O que é o conhecimento?
Essa é uma grande questão!
Médicos, professores, acadêmicos, lideranças religiosas, cientistas, entre outros, são com certeza seres com muitos conhecimentos, mas, como seres humanos, são pessoas limitadas, pessoas muito limitadas mesmo!
Ter certos conhecimentos não quer dizer que somos donos da verdade!
Quando Orpa, minha falecida esposa, estava num processo avançado de tratamento de câncer, no hospital Hadassah de Jerusalém, nas mãos de uma das maiores especialistas no tratamento de leucemia do mundo, a doutora, depois de usar todo o seu recurso e todos os seus saberes, nos declarou:
"Com todo o meu conhecimento de anos de estudo e de pesquisa, ainda sou muito limitada".
De um lado, sua franqueza nos tirou a esperança de que seus "conhecimentos" curariam Orpa do câncer. Do outro, porém, sua grandeza foi o seu lado humano, que não nos deixou cair no erro das ilusões.
Edgar Morin, em seu livro “Os Setes Saberes necessários para educação no futuro”, nos alerta sobre o que é o conhecimento :
"O ensino fornece conhecimento, fornece saberes. Porém, apesar de sua fundamental importância, nunca se ensina o que é, de fato, o conhecimento. Ao examinarmos as crenças do passado, concluímos que a maioria contém erros e ilusões."
Todos nós temos um tipo de conhecimento! Crenças, ideias, pensamentos, religiões e visões de mundo, todos nós estamos constantemente vivendo em erros e ilusões!
Temos que ter muita consciência de que esses conhecimentos são extremamente importantes e válidos na vida, mas são conhecimentos ainda muito limitados. Vivemos no erro da ilusão, pois pensamos que sabemos tudo, mas na verdade ainda sabemos pouco sobre nossas vidas e sobre o mundo que nos rodeia.
O grande desenvolvimento do conhecimento humano é um fato indiscutível e as proezas tecnológicas são deslumbrantes, mas isso tudo nada mais é do que uma pequena partícula do que vem a ser o segredo oculto existente em nossas vidas e em nosso mundo.
O grande conhecimento é ser consciente das limitações de nossos conhecimentos de nossas "verdades"!
Eu acredito no que acredito!
Mas minha crença está muito limitada e longe de ser uma verdade absoluta! Tenho consciência de minha limitação humana.
Sempre quando me perguntam: "Por que os judeus colocam quipá se essa mitzvah não está escrita na Torah?".

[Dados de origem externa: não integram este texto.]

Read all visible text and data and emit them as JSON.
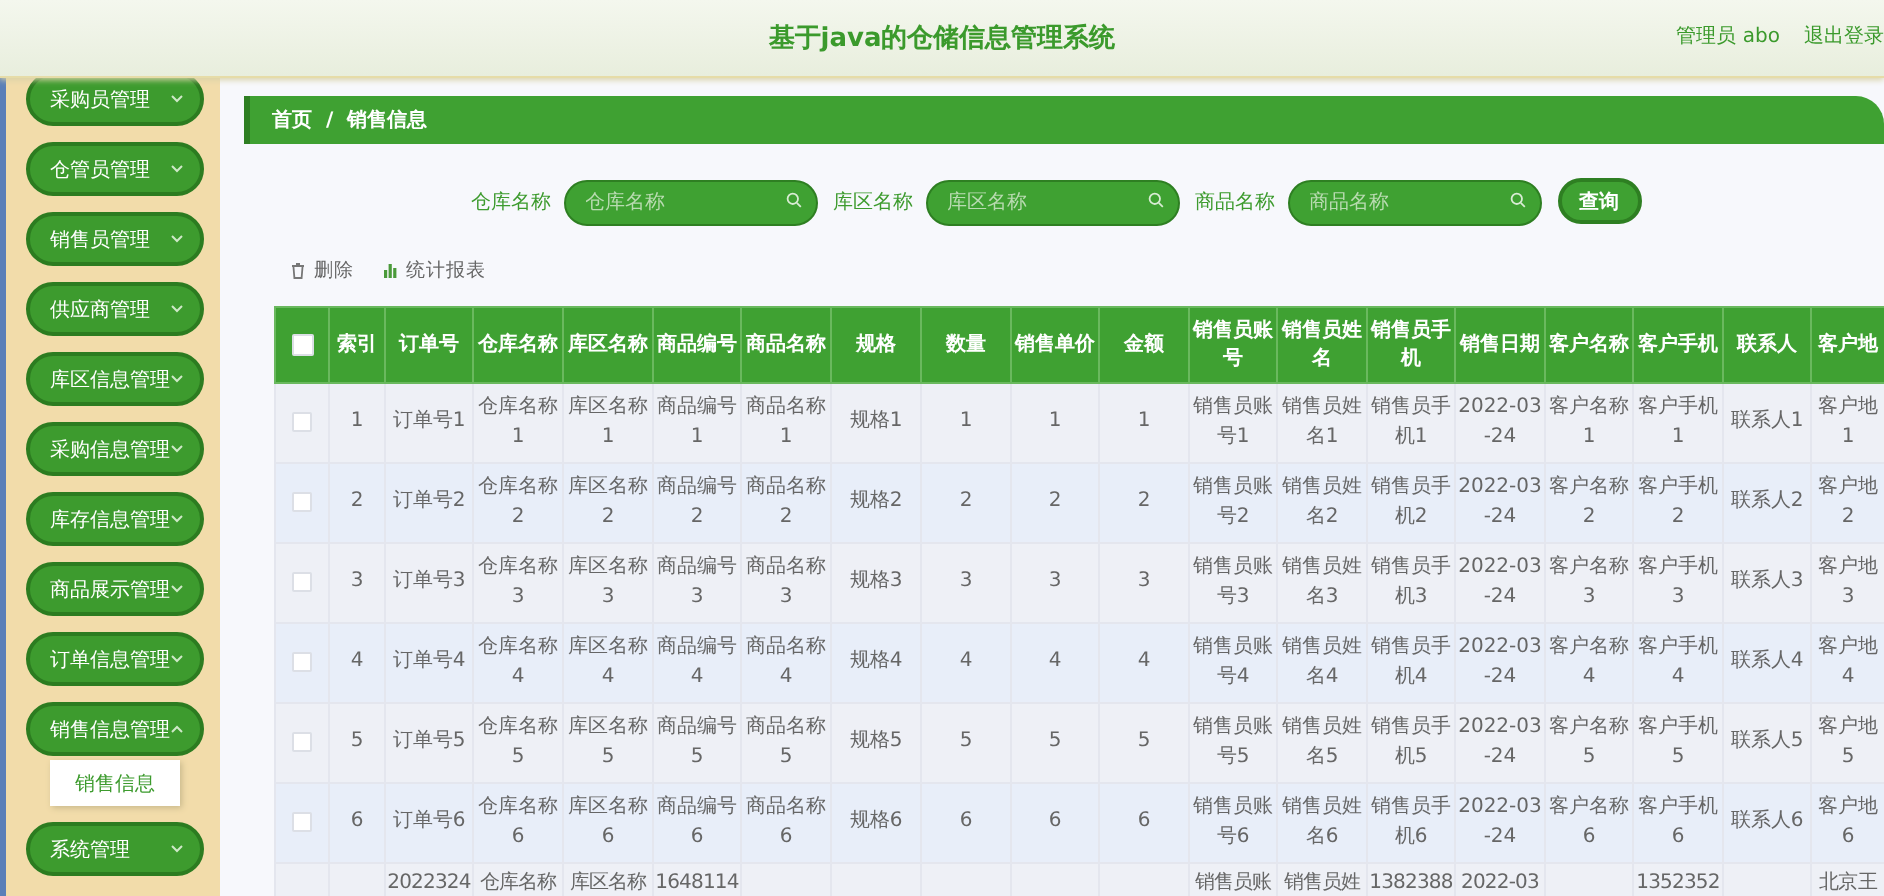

Eu respondo: "É para lembrar aos rabinos que eles não são deuses e sim seres humanos cheios de fraquezas e de limitações”.
Saber de nossas limitações e fraquezas é uma forma de sabedoria, através da qual complementamos o nosso vazio na sabedoria do outro e o outro complementa o seu próprio vazio em nossa sabedoria!
Exatamente como fez Paulo Freire, ao aprender o grande valor que tem a sabedoria dos pescadores, através de sua própria limitação.